Azevedo, a four-time college player of the year at Stanford, joined Letthemplaywaterpolo as the senior advisor. The grassroots campaign began two weeks ago with two-time Olympian Peter Hudnut, also a Stanford alumnus, and former U.S. women’s Olympic coach Guy Baker joining the advisory team.
The campaign began with five teammates at Sacred Heart Prep in Atherton, said the school’s Griffen Price, one of the country’s most promising goalkeepers.
Price, 17, said teammate Gavin West helped start a petition two weeks ago on change.org urging the wife of Gov. Gavin Newsom to support their cause. Jennifer Siebel Newsom was a three-sport high school athlete in Marin who had a promising youth soccer career. More than 1,800 had signed the petition by Wednesday evening.
For much of the year lobbying efforts by high school football coaches and parents have kept the pressure on Gov. Newsom and leaders of California’s public health department to change their guidelines when it came to high school sports.
Now Sacramento lawmakers can add the water polo campaign.
On Feb. 8, the water polo group sent Gov. Newsom a letter that it later posted on its website.
Some of the letter’s key points:
— Indoor youth water polo tournaments in Utah and Texas this winter with 5,000 athletes reported no transmissions.
— The effect of chlorine is not limited to the water. Droplets and gas disinfect the surface of the water column, according to the British Sports Medicine Journal and National Institute of Health.
“In water polo, you jump into ‘hand sanitizer’ with the chlorine before you play,” Azevedo said.
Last Thursday, Cal coach Kirk Everist sent Gov. Newsom a letter supporting the campaign.

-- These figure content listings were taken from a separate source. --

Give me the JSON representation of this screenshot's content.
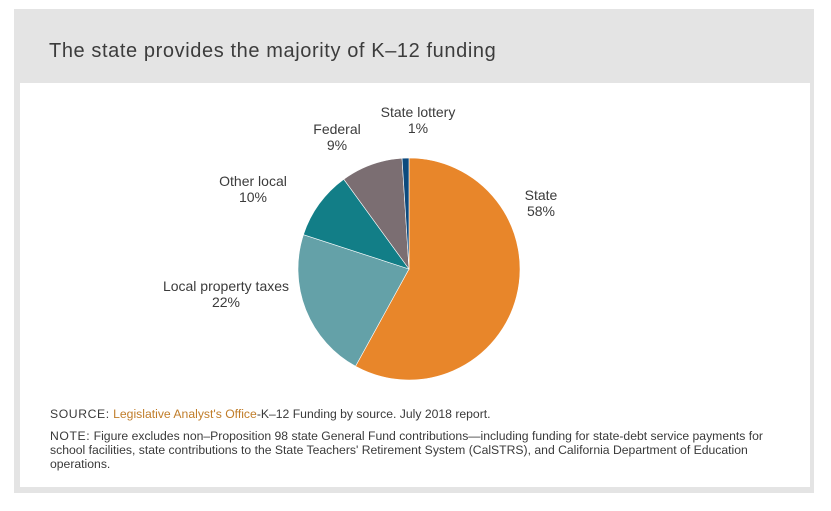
{
  "card": {
    "title": "The state provides the majority of K–12 funding"
  },
  "chart_data": {
    "type": "pie",
    "title": "The state provides the majority of K–12 funding",
    "start_angle_deg": 0,
    "direction": "clockwise",
    "slices": [
      {
        "name": "State",
        "value": 58,
        "label": "58%",
        "color": "#e8862a"
      },
      {
        "name": "Local property taxes",
        "value": 22,
        "label": "22%",
        "color": "#64a1a8"
      },
      {
        "name": "Other local",
        "value": 10,
        "label": "10%",
        "color": "#127e87"
      },
      {
        "name": "Federal",
        "value": 9,
        "label": "9%",
        "color": "#7b6e72"
      },
      {
        "name": "State lottery",
        "value": 1,
        "label": "1%",
        "color": "#0d4a7d"
      }
    ]
  },
  "footer": {
    "source_prefix": "Source:",
    "source_link": "Legislative Analyst's Office",
    "source_text": "-K–12 Funding by source. July 2018 report.",
    "note_prefix": "Note:",
    "note_text": "Figure excludes non–Proposition 98 state General Fund contributions—including funding for state-debt service payments for school facilities, state contributions to the State Teachers' Retirement System (CalSTRS), and California Department of Education operations."
  }
}
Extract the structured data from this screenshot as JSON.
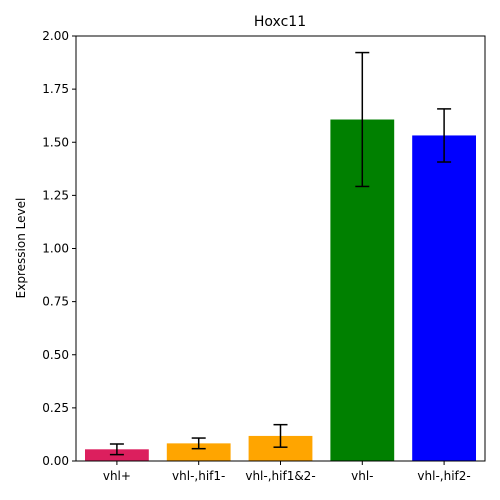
{
  "chart_data": {
    "type": "bar",
    "title": "Hoxc11",
    "xlabel": "",
    "ylabel": "Expression Level",
    "categories": [
      "vhl+",
      "vhl-,hif1-",
      "vhl-,hif1&2-",
      "vhl-",
      "vhl-,hif2-"
    ],
    "values": [
      0.055,
      0.083,
      0.118,
      1.607,
      1.532
    ],
    "errors": [
      0.025,
      0.025,
      0.053,
      0.315,
      0.125
    ],
    "colors": [
      "#dc1f5e",
      "#ffa500",
      "#ffa500",
      "#008000",
      "#0000ff"
    ],
    "ylim": [
      0,
      2.0
    ],
    "yticks": [
      0.0,
      0.25,
      0.5,
      0.75,
      1.0,
      1.25,
      1.5,
      1.75,
      2.0
    ],
    "ytick_labels": [
      "0.00",
      "0.25",
      "0.50",
      "0.75",
      "1.00",
      "1.25",
      "1.50",
      "1.75",
      "2.00"
    ],
    "grid": false
  }
}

“The broad national and international evidence—and our own experience—demonstrates that COVID-19 is very rarely if ever, transmitted in the pool,” said Everist, a two-time Olympian who has coached the Golden Bears since 2002.
Azevedo, 39, runs a water polo youth academy from Long Beach and does clinics around the country, including one last week at Foothill High School in Pleasanton.
He said he became concerned with players’ inability to train during the COVID-19 pandemic that has altered almost every aspect of American life.
As he watched water polo continue in other states and Europe, Azevedo said he questioned how the California rules were decided.
“The guidelines they were giving us were like someone made something up while drinking tequila,” he said. “You can pass but not shoot? That doesn’t make sense.”
Azevedo said water polo is such a niche sport that its future is threatened by the shutdown.